This year should be a big one for wireless networking, according to John Armstrong, an analyst with Dataquest Inc.
“It seems to be coming together for wireless on a number of fronts,” Armstrong said. “You have the 802.11 wireless standard that seems to be more widely accepted in the LAN, because it allows for 11Mbps.”
There will also be plenty of wireless activity in the access arena, Armstrong said, as service providers deploy broadband wireless to give enterprises last mile connectivity. And the Bluetooth wireless standard, which will allow cell phones and other personal devices to link to other devices, should see some deployment in 2000.
Other technologies Armstrong predicts will see growth in 2000 are optical networking and the broadband access market.

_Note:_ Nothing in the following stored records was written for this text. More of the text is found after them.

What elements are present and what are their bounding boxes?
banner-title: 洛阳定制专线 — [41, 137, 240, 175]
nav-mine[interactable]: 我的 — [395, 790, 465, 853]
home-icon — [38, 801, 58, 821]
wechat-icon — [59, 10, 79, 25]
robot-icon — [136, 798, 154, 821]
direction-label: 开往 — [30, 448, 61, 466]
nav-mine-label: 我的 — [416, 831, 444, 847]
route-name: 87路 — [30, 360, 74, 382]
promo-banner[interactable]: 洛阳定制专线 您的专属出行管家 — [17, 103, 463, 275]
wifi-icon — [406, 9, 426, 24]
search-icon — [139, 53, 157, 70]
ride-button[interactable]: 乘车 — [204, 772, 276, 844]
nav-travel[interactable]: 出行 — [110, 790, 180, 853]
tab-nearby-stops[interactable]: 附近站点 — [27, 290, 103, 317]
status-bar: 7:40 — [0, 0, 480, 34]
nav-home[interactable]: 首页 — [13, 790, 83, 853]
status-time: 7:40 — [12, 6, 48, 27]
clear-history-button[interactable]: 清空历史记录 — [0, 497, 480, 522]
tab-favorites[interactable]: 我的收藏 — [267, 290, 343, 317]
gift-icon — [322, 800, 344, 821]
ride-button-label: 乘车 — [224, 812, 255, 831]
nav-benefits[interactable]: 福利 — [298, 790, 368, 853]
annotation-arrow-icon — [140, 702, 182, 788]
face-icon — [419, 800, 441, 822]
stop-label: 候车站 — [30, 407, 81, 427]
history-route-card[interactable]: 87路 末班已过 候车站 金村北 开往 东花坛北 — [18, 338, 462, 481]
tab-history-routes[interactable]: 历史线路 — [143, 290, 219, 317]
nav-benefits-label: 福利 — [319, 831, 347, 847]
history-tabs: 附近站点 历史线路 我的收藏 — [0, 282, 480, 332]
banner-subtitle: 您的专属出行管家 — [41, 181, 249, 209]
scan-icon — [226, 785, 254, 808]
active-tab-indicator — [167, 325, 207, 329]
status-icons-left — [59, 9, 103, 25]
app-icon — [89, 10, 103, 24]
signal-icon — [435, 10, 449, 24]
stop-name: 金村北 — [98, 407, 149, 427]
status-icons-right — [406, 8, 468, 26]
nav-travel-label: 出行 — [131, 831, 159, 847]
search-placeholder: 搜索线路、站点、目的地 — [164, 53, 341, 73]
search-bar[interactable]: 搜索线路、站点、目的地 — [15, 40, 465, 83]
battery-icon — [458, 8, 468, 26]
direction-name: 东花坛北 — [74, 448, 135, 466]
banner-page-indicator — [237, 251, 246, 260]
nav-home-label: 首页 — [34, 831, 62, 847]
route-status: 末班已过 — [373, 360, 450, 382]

In the optical area, Armstrong feels Dense Wavelength Division Multiplexing (DWDM) will be deployed more broadly as carriers use it to increase bandwidth on their long-haul and metropolitan area routes. On the broadband front, DSL and cable modems, which were finally rolled out in scale this year, should continue to see significant growth.
Application Service Providers (ASPs), who emerged in 1999, will grow their customer bases in 2000, Armstrong said. ASPs will be very appealing to small- and medium-sized businesses, Armstrong noted, because the ASPs allow such businesses to deploy complex applications like SAP and Citrix. Such applications have been restricted to large enterprises in the past, because of their expense and complexity, he noted.
Even the home will become a hotbed for networking technologies, Armstrong believes.
“We’ll start to see appliances in the home, whether they be computers or white goods, rolling out of the factories that incorporate some kind of networking ability,” he said.